Transcatheter pulmonary valve implantation (TPVI) is a minimally invasive procedure used to treat pulmonary valve dysfunction in congenital heart disease. However, the limited durability of xenogeneic bioprosthetic valves is a significant concern. Tissue-engineered heart valves (TEHVs) have emerged as a promising alternative. We developed an autologous TEHV, Biovalve, using an in-body tissue architecture technology based on tissue encapsulation.

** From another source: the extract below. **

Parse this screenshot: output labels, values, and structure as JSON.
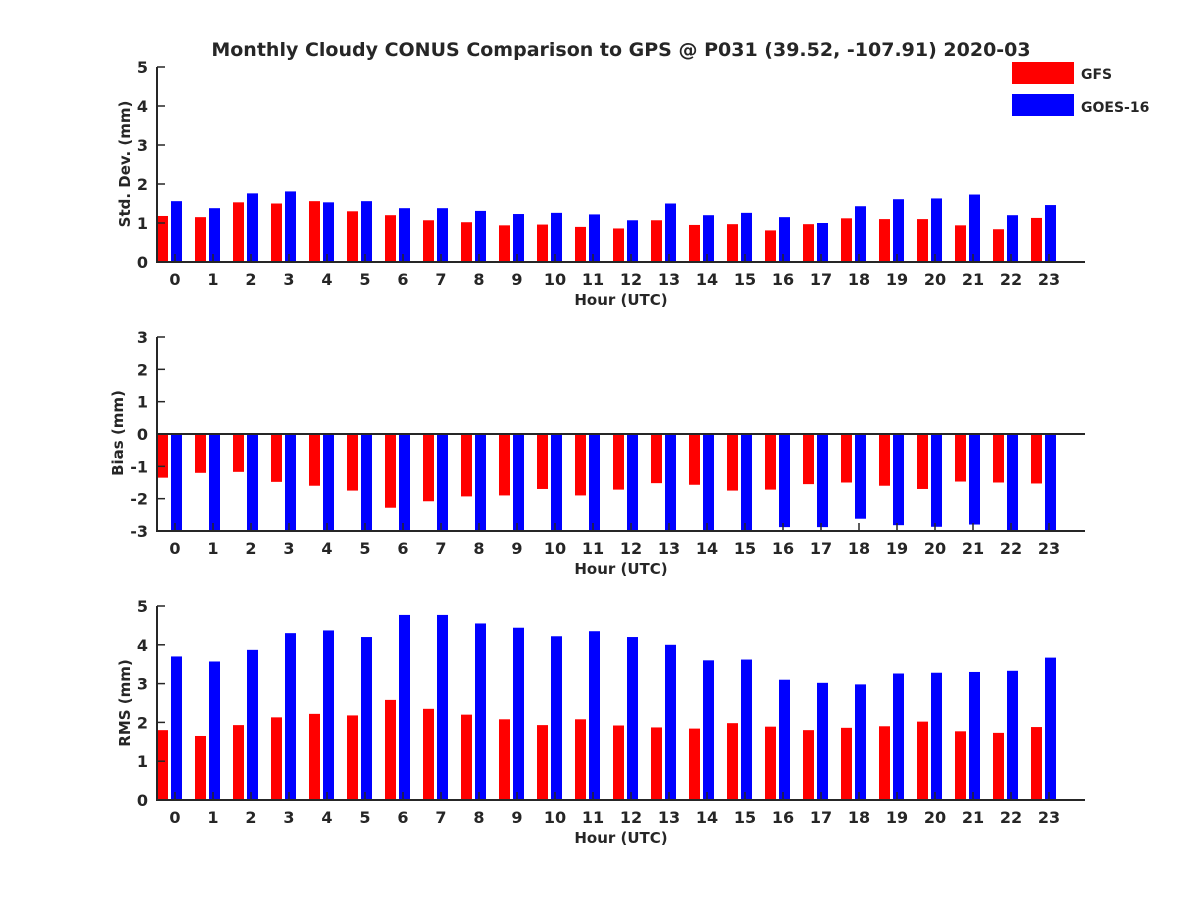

In this study, we aimed to develop stent-integrated Biovalves (stent Biovalves) that can be applied to TPVI. We designed an asymmetric hourglass-shaped stent and a caged mold specifically for TPVI. The stent was fixed inside the mold by placing it on a core rod and covering it with an outer cage. After subcutaneous implantation of the molds with stents for 2 months, the molds with formed tissue were harvested and removed to obtain the stent Biovalve. The stent struts were completely covered with dense collagen. The stent Biovalve demonstrated intact insertion and deployment via the catheter and was successfully implanted in the goat pulmonary valve location. No complications such as stenosis, regurgitation, or translocation occurred post-implantation, with about 6 months of survival without anticoagulant therapy, excellent biocompatibility, and potential antithrombotic properties. There were no significant findings of thrombus or calcification in the excised Biovalve, and cell migration from the host tissue indicated ongoing tissue remodeling. Utilizing a novel mold with an outer cage ensures stent integration, enabling Biovalve production regardless of stent shape. This study presents a promising strategy to address the challenges of transcatheter heart valve implantation.